Michigan physicists Frederick Mayer and John Reitz, at a news conference in Boston, said what has been termed cold fusion is actually a new kind of nuclear reaction, which may produce a new kind of particle, a "hydron."

Also Thursday afternoon, Randell Mills, president of Mills Technologies of Lancaster, Pa., discussed his theory, claiming an unknown reaction that produces heat and creates a new, smaller form of hydrogen. Mills' conclusion, if proven correct, would sweep away quantum physics theories that have guided scientists since the 1920s.

Both groups have had papers accepted in the scientific journal Fusion Technology. Both claim their conclusions are easy to duplicate, unlike those of Pons and Fleischmann.

Pons and Fleischmann, University of Utah chemists, announced in March 1989 that they had achieved fusion through experiments using palladium in heavy water. Their announcement was startling because it had been believed that enormous pressure and very high temperatures are needed to produce fusion, the reaction that powers the sun. Mastering fusion is one of the Holy Grails of science, believed the answer to solving the world's energy problem.

Haven Bergeson, a University of Utah physicist who also conducts experiments at the National Cold Fusion Institute, proclaimed Mayer's theory interesting.

"That's a kind of thinking that's useful to explore," Bergeson said, after reading an advance copy of Mayer's paper. "This is well-enough done that one has to look at it fairly seriously. In this business, you look for the least likely explanation."
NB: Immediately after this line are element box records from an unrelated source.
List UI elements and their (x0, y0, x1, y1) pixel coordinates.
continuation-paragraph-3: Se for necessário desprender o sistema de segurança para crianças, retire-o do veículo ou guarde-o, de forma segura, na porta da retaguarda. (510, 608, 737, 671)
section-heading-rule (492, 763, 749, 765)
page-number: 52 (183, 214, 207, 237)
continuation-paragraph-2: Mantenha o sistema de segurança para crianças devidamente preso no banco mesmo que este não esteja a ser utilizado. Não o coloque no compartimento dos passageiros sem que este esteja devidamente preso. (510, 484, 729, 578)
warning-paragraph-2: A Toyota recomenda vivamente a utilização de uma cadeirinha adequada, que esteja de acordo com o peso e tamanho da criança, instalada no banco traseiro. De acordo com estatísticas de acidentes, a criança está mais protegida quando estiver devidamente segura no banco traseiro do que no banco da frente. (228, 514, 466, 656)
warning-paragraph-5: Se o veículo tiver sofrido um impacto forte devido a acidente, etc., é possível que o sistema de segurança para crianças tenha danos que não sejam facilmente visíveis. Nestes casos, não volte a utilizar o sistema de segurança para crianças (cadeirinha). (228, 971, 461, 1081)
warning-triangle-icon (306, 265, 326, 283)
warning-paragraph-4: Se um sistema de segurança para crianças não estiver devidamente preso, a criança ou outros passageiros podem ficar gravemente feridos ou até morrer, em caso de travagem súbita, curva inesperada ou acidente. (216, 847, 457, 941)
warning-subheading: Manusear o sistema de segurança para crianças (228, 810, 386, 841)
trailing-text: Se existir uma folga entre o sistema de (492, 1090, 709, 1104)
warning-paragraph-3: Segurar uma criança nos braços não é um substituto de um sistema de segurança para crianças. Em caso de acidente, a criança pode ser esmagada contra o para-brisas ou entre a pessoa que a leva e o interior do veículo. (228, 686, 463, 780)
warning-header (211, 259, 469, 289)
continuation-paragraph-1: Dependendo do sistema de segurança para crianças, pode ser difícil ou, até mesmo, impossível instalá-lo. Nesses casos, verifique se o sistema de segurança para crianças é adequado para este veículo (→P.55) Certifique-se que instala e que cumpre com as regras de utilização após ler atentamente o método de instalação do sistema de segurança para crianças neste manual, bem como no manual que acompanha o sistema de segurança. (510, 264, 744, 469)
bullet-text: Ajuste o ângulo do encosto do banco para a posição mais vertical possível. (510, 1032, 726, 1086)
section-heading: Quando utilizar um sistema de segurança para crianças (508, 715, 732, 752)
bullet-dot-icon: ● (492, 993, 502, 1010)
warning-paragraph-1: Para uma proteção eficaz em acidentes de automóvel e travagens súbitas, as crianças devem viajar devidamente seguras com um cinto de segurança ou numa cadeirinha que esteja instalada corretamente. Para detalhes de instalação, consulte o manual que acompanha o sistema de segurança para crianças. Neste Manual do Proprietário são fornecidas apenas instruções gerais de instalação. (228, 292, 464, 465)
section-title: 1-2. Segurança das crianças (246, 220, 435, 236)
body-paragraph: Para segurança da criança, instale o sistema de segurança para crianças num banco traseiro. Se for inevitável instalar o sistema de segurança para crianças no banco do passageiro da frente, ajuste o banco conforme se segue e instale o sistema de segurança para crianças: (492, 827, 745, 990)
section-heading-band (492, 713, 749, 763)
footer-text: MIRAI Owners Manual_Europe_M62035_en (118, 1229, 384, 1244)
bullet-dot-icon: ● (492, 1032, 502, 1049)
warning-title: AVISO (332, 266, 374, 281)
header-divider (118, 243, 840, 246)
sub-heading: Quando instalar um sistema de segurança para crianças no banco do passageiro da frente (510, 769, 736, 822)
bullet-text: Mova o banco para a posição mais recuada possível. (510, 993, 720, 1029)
But David Worledge, a physicist at Electric Power Research Institute, a utility consortium in Palo Alto, Calif., said while the new theories might be entertaining, they seem premature. Scientists are still struggling to produce results from cold-fusion experiments. When results are more consistent, theorizing will be appropriate.

Experiments continue inconsistently to generate heat or other byproducts thought to be evidence that fusion is occurring. "When you only get one result in a blue moon, it's impossible to be confident of what you have," Worledge said. "We're getting enough results to be provocative, not enough yet to be really scientific."